14 sept. 2012

Reseña

Johannes Tonio Kreusch and Markus Stockhausen
Panta rhei: Todo fluye 
Por Fernando Bartolomé Zofío


Música para el extravagante dúo de guitarra y trompeta de dos intérpretes a caballo entre lo clásico y el jazz es lo que vamos a encontrar en esta interesante y sugerente grabación.
Panta rei o Panta rhei es un término que viene del griego que viene a significar algo así como “todo fluye”. Aunque se le atribuye a Heráclito éste aforismo viene de Simplicius y de Platón pero no obstante resume perfectamente el pensamiento del filósofo griego.
Algunos aforismos del críptico Heráclito:

"Ever-newer waters flow on those who step into the same rivers ."
"All entities move and nothing remains still"
"We both step and do not step in the same rivers. We are and are not."

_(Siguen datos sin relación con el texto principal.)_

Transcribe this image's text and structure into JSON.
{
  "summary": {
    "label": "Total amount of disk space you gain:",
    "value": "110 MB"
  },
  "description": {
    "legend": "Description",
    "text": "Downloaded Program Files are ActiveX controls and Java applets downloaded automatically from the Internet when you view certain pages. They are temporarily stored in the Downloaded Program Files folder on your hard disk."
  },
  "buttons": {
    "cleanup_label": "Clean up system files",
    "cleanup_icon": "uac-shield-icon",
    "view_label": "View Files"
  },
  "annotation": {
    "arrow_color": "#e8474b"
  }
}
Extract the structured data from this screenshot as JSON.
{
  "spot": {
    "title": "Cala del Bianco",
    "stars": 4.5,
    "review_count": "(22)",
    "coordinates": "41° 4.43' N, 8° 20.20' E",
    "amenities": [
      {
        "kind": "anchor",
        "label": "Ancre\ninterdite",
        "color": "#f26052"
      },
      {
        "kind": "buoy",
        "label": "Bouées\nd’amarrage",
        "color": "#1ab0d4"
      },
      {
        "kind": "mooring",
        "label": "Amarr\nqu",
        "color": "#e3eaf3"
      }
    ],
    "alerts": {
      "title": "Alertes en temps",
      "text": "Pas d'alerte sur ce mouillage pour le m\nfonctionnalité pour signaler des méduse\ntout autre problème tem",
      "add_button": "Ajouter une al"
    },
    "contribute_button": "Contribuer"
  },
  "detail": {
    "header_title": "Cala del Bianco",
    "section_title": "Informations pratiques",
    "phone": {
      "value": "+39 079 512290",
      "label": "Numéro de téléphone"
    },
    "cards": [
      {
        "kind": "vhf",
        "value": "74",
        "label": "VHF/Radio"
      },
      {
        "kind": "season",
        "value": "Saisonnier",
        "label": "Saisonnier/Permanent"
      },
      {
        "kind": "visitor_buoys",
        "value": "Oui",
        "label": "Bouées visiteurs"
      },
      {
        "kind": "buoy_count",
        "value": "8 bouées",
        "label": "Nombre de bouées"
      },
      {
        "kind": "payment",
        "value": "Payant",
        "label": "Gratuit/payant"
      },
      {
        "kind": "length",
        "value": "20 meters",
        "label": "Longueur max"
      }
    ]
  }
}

Como un mismo río, la música original compuesta, y en una gran parte improvisada, por Johannes Tonio Kreusch y Markus Stockhausen fluye por un mismo cauce visitando distintos paisajes. Es repetitivo como el sonido de una cascada pero nunca es igual. El material es el mismo pero siempre está cambiando.El sonido es lo principal. Se recrean en él probando timbres, creando texturas y buscando establecer un estado de quietud que poco a poco se va desplazando y que nunca permanece igual.
Para ello Kreusch usa guitarra clásica, guitarra clásica preparada, guitarra acústica preparada, guitarra acústica de 12 cuerdas, mientras que Stokhausen usa la trompeta, la trompeta piccolo y el fliscorno. El tono del fliscorno es más grave y emite un sonido más suave y redondo que el de la trompeta o la corneta (Wikipedia)

Estamos en presencia de dos virtuosos músicos que no hacen el menor alarde de acrobacias en toda la grabación sino que se centran dibujar paisajes, recrear sensaciones y transmitir estados de ánimo.
No hay ninguna brusquedad; todo fluye; las respiraciones son patentes y continuas. Se trata de música modal con fuertes centros tonales, sin saltos interválicos grandes, plagado de ostinatos, pausas, notas tenuto para construir ambientes y dejar algo de protagonismo a la guitarra que actúa de perfecto complemento para las sugerentes melodías de Markus, armonías repetitivas, sin progresiones tonales, sin modulaciones.

La fusión entre estos dos instrumentos tan dispares como son la guitarra y la trompeta está perfectamente conseguida. Me recuerda a algunas composiciones de la última etapa de Miles Davis.

Música interesante y original para degustar y disfrutar en tranquilidad, sin prisas ni tensiones.